Watched Lady From Shanghai again yesterday. Damn that’s a great flick. And Rita Hayworth in that short blonde hair, good lord she was hot. Gorgeous. Gorgeously hot. A goddess, but one of those South Indian goddesses carved into the rock walls of a temple in the Deccan traps full of Vishnu and war and elephants and preening gods with tremendous manhoods and goddesses who lie about naked in the sun, condemning whole cities to oblivion. One of those kinds of goddesses. The gnarly ones.
 

Miriam Hopkins

It’s so strange how movie stars seem free of time, and people who were born generations before us are young and vital and alive forever, and we can develop terrific and utterly ludicrous crushes on them. For me it’s Ava Gardner and Marlene Dietrich , and Miriam Hopkins. I have adored Miriam Hopkins ever since I saw her in the 1930’s Dr Jekyl and Mr Hyde. That’s the best version of the story, Frederic March is brilliant and terrifying and Miriam Hopkins is sensational as the dance hall girl, in bed and nude and gloriously Pre-Code. You could get away with that in 1931. She seemed designed for those times, she was gorgeous and sexy, hot tempered and stubborn, she was willful and intellectual and independent. She loathed the Hollywood scene and instead hung out in high level literary circles with the likes of Tennessee Williams, Theodore Dreiser, William Faulkner, Dorothy Parker, and William Saroyan among many, bedding several.. Nuts about writers, she was.  And they her. Who could resist her brains and beauty and languid South Carolina drawl? Who could resist a movie star who didn’t like movie star? A southerner who broke all the rules of the old South, down to bedding who she liked and actively loathing segregation?  Her’s was a long career doing apparently what she wanted to do and not worrying much about the competition. Perhaps she didn’t give a damn what people thought, period.  She certainly swung that naked leg with willful abandon in Dr. Jeckyl and Mr Hyde. Funny how a shapely gam back then could be a feminist statement. Nobody could tell Miriam Hopkins how to behave.
.
.

John Turturro

[from the last ever Brick’s Picks in the LA Weekly]

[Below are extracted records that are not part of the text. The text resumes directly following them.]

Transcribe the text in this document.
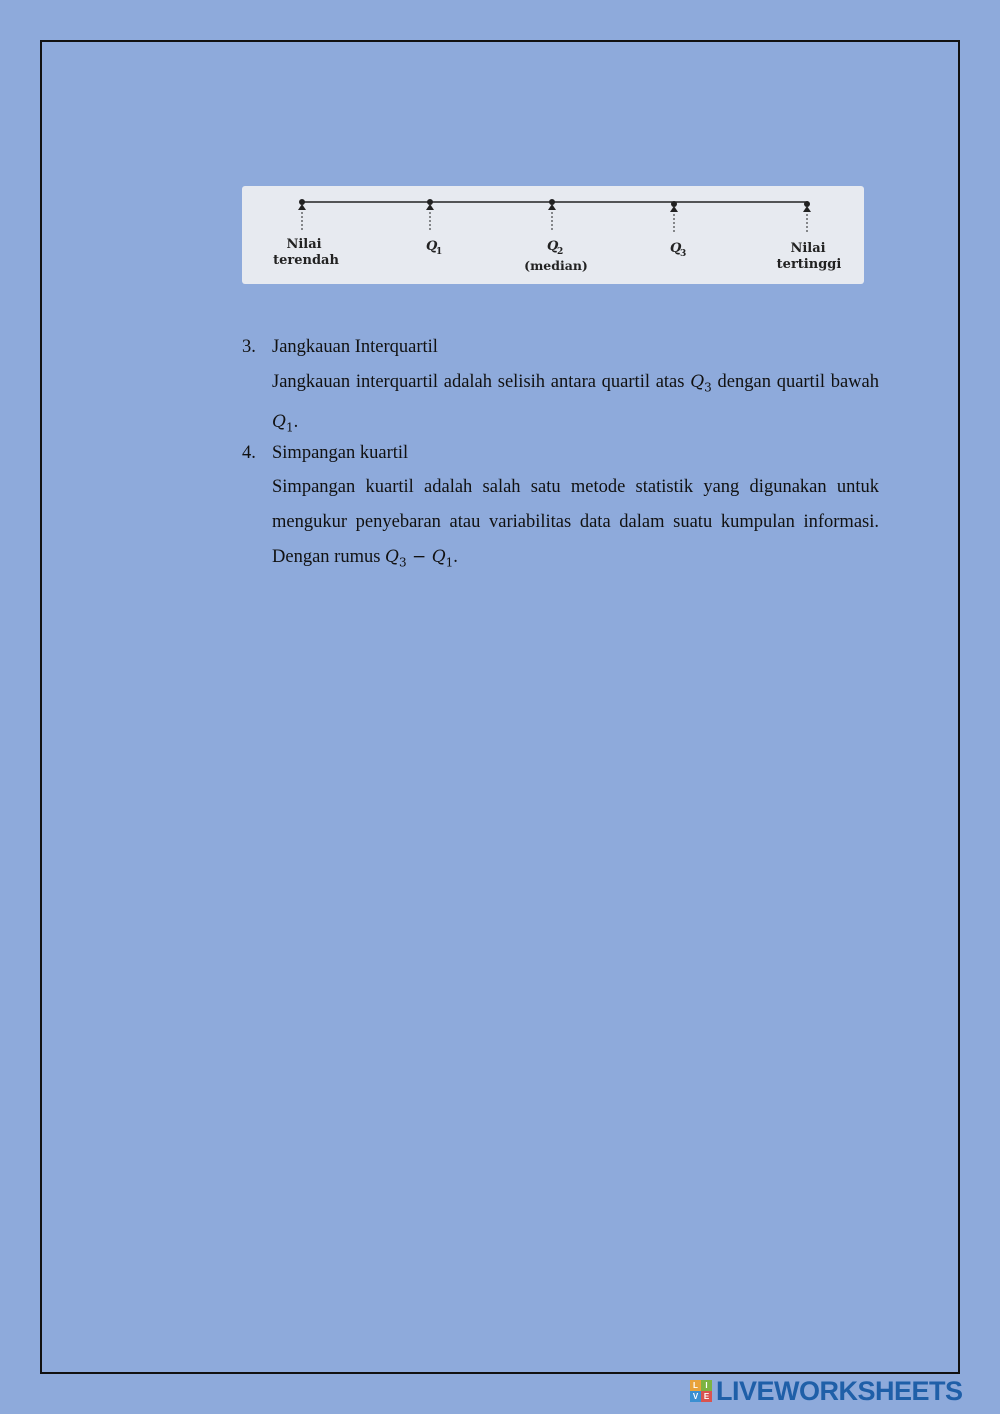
Nilai
terendah
Q
1	Q
2
(median)
Q
3	Nilai
tertinggi
3. Jangkauan Interquartil
Jangkauan interquartil adalah selisih antara quartil atas $Q_3$ dengan quartil bawah $Q_1$.
4. Simpangan kuartil
Simpangan kuartil adalah salah satu metode statistik yang digunakan untuk mengukur penyebaran atau variabilitas data dalam suatu kumpulan informasi. Dengan rumus $Q_3 - Q_1$.
L I
V E LIVEWORKSHEETS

Just saw John Turturro’s Passione and talk about a revelation. We barely knew anything about Neapolitan music. Dean Martin, Lou Canova, pizza parlor juke boxes…that’s about it. Who knew that back in ancient, messed up, photogenic Naples was the real thing.  Not even the hippest radio stations played the stuff. That bothered Turturro. He loves this music. So he did one of those things that must drive Hollywood agents utterly mad…he took a film crew over there and shot 23 songs by 23 different acts in 23 different locations in 21 days and man, you gotta see the results. There isn’t a performance that isn’t stellar…the passion and intensity is so stirring you’d have to be a hardened cynic not to be moved. The tunes run the artistic gamut from street singers to classic love songs to art songs to operatic numbers to a very Neapolitan rap, rock and even reggae. Even a couple flat out weird numbers. Turturro limits himself on screen to a couple street interviews (and one freaky dance); mostly he just narrates, sparingly. He doesn’t edit the tunes all to hell and no story line bogs the thing down. It’s just music and locations and people…no heavy analysis, no dreadful music critics, and unlike Buena Vista Social Club, no American musicians sit in and taint everything. Nope. This is the best music flick we have seen since Calle 54, and to be honest, we liked this even more. Go see it. Buy the soundtrack. You’ll be making pasta and singing “O Sole Mio” to your dog, and that’s not necessarily a bad thing.